Ainda assim, as forças russas invadiram lentamente Bakhmut. Os tiros de metralhadora em seus arredores são constantes – uma mudança marcante em relação às trocas de artilharia que definiram a guerra no Donbas.

Essas batalhas têm oscilado para frente e para trás por semanas: as forças russas atacam e avançam. As tropas ucranianas perdem veículos e homens e algumas centenas de metros de território. Soldados ucranianos tentam então reconquistar território montando contra-ataques.

“Estamos matando muitos deles, mas eles continuam vindo”, disse outro soldado ucraniano.

Comandantes ucranianos em Bakhmut disseram recentemente que mesmo a presença de sistemas de foguetes fornecidos pelos EUA, conhecidos como HIMARS, não conseguiu afetar muito a cadeia de suprimentos russa. Essa é uma mudança marcante em relação aos relatos dos comandantes ucranianos durante o verão, quando as armas chegaram pela primeira vez – sugerindo que a Rússia havia se adaptado aos ataques ao dispersar melhor seus estoques de munição.

Presos no meio da sangrenta ida e volta estão civis desesperados para que a luta pare.

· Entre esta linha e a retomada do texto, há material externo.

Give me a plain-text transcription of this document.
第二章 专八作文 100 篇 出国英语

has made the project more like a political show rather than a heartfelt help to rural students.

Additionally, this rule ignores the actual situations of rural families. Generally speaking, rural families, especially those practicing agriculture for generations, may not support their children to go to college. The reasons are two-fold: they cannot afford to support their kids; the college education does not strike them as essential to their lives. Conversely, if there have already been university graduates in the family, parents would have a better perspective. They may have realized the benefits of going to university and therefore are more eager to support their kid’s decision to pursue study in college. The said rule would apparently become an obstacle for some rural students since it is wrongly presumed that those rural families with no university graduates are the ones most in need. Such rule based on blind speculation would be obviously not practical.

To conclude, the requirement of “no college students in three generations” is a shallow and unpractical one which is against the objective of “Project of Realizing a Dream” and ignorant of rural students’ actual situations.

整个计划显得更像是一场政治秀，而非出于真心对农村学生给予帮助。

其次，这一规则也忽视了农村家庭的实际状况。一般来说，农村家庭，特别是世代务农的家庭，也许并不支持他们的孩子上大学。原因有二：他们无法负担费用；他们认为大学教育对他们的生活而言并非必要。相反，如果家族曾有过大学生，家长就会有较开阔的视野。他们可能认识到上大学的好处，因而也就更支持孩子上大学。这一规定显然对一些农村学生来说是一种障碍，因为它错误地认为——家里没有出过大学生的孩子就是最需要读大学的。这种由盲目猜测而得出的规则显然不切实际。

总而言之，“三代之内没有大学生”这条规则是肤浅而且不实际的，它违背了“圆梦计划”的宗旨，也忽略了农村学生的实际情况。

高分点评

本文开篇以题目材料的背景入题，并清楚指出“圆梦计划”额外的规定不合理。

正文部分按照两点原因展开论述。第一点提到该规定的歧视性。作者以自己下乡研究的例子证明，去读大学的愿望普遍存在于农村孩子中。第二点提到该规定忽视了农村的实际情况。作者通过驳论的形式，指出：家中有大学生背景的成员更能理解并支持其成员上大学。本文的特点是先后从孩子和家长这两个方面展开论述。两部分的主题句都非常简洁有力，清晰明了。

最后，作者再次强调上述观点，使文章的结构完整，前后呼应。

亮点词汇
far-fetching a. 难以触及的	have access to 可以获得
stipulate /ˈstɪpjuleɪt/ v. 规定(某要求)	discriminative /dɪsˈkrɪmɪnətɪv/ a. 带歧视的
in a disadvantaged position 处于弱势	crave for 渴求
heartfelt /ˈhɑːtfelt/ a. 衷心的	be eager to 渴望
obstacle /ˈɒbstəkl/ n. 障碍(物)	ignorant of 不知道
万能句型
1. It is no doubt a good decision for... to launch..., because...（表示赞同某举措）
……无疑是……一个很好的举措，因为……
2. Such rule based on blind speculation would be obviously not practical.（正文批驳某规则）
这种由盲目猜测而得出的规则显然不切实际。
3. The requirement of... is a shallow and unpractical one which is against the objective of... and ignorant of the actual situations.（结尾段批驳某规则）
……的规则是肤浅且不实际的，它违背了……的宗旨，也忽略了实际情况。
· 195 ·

Algumas cidades ucranianas sob ataque russo passam por estágios à medida que são atacadas. Primeiro, os arredores da cidade são bombardeados, depois os centros das cidades – infrequentes no início, mas com volume crescente à medida que os dias e as semanas se arrastam. As equipes de emergência e os serviços públicos duram o maior tempo possível antes que seus equipamentos sejam destruídos ou seus funcionários fujam ou morram.

A perda de eletricidade, água, aquecimento e serviço de telefonia celular de uma cidade geralmente sinaliza o início do isolamento completo.

Bakhmut e seus cidadãos tentaram resistir a entrar nessa última etapa. A grama do parque está coberta de vegetação, as lixeiras transbordam de lixo e o que parece ser o casco carbonizado de uma ambulância fica do lado de fora do hospital da cidade. No início do mês, Bakhmut perdeu energia, água e serviço de celular, mas nos últimos dias foi restaurado em algumas partes da cidade.

A luta está “ficando cada vez pior”, disse Andriy, um lojista no centro da cidade. “A ponte foi explodida, o bombardeio é constante.”

“Mas”, disse um homem magro na casa dos 40 anos, com os olhos brilhando e feliz com a salsicha que acabou de comprar de Andriy, “tive um serviço de celular perfeito ontem”.